Intergenerational solidarity is required in all societies as a vital element of intergenerational relationships. It connects age-others who share common values and interests, feelings of affection and affinity, mutual care, responsibility and protection, thereby fostering the transfer of cumulative knowledge, experience and culture essential to human development. As such, intergenerational solidarity is a vital mechanism ensuring survival of the human species. The intensification of effective intergenerational affiliations is increasingly urgent in the face of global aging, changes in family structure, transnational family separation, precariatism, and political trends pitting younger and older generations against each other. The publications generated by the grant break new ground by exploring approaches to texts, authors, readers and scholarship itself that examine the diversity of intergenerational connections represented in children’s literature as expanding the typical understanding of children’s texts as educational tools used to influence young generations. These publications provide evidence for the socio-cultural and political importance of children’s culture in the development of intergenerational solidarity and empathy towards age-others. Finally, they innovatively position the field of children’s literature studies as a site of cross-generational bonds, creating possibilities for a socially impactful inquiry into the culture of childhood. The opening of academia to children’s ideas concerning research process, achieved in the course of the projects co-conducted with child researchers, constitutes further evidence for the validity of children’s literature scholarship practised against the dominating binaries of childhood and adulthood.
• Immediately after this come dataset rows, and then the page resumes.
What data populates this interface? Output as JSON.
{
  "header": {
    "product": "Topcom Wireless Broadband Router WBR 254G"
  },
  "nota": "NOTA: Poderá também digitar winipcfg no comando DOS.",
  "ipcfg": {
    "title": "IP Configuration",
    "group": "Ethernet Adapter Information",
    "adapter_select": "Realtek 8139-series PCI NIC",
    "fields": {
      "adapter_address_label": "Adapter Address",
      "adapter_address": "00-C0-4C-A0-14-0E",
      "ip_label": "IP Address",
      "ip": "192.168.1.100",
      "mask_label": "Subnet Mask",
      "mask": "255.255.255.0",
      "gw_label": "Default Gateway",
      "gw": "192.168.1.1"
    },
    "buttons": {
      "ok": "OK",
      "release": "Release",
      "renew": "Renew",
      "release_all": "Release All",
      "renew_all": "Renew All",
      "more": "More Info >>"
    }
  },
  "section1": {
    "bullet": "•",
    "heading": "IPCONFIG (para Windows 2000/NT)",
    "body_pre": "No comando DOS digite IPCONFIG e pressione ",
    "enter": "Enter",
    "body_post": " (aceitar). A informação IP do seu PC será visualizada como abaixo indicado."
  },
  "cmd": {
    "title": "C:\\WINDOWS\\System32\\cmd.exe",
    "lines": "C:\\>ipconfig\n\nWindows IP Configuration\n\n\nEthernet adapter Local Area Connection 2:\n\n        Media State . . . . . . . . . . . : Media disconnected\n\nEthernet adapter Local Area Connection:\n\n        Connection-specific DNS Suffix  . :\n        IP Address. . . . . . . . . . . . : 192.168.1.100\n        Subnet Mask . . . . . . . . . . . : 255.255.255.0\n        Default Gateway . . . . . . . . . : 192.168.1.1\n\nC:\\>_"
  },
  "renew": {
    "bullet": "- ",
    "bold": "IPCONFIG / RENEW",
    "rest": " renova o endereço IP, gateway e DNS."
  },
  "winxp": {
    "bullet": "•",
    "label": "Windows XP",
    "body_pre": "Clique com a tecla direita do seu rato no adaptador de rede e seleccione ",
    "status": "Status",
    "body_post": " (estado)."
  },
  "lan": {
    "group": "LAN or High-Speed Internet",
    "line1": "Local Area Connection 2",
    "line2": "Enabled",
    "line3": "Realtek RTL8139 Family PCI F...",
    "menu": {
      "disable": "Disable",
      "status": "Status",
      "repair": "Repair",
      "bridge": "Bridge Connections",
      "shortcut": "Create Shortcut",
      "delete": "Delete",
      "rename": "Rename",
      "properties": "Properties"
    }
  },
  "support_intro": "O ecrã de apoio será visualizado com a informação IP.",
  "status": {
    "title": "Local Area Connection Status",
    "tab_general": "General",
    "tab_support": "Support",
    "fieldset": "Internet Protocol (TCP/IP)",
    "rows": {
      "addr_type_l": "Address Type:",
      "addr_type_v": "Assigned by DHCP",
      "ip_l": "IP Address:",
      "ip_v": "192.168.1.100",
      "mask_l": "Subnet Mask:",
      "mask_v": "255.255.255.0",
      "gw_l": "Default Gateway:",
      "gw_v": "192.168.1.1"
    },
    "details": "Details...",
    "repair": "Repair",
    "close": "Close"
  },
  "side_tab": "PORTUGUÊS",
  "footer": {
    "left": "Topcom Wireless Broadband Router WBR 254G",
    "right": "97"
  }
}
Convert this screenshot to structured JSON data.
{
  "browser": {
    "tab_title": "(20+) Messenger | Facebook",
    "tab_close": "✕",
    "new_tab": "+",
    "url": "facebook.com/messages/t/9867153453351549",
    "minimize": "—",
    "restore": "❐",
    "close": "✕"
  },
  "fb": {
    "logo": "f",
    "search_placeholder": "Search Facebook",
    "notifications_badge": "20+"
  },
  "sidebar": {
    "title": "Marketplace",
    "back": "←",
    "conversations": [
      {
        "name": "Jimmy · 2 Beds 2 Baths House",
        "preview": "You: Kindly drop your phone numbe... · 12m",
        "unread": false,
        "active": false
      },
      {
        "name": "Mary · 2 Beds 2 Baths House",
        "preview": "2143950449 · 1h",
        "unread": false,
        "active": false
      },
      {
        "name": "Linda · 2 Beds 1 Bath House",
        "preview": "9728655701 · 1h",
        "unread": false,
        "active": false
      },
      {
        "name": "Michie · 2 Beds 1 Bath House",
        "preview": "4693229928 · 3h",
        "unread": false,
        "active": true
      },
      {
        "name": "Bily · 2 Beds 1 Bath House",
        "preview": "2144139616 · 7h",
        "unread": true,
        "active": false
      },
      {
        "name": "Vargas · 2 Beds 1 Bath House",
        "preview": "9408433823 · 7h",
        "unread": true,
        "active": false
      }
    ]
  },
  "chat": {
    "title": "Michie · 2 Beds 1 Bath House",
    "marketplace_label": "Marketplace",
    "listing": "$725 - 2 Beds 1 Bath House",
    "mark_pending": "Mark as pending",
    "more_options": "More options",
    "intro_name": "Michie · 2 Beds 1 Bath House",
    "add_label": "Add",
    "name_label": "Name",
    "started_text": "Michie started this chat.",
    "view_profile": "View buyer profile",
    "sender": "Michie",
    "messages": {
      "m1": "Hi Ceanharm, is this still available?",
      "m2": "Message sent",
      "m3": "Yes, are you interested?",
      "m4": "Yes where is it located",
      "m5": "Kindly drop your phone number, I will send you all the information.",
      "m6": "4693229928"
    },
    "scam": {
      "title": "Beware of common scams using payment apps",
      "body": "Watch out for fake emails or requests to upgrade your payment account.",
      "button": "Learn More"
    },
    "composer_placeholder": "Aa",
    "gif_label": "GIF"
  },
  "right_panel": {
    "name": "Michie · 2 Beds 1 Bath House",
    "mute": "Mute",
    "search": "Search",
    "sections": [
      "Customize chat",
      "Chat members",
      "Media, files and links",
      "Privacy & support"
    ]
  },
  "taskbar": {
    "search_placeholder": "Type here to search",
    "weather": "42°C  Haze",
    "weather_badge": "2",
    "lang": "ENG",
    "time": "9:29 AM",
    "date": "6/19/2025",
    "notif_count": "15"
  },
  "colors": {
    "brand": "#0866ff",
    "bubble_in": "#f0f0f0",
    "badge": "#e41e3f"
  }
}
As both projects have shown, scholarship conducted through creating a community involving children and adults (researchers, educators, parents), through an engagement with this community and through collective action performed by its members, results in ontoepistemic equality contributing to intergenerational solidarity. Both lines of inquiry pursued in the grant have not only created an innovative academic approach to children’s literature studies, but have also shown how this dynamically developing field addresses the current need for stronger social cohesion across generations.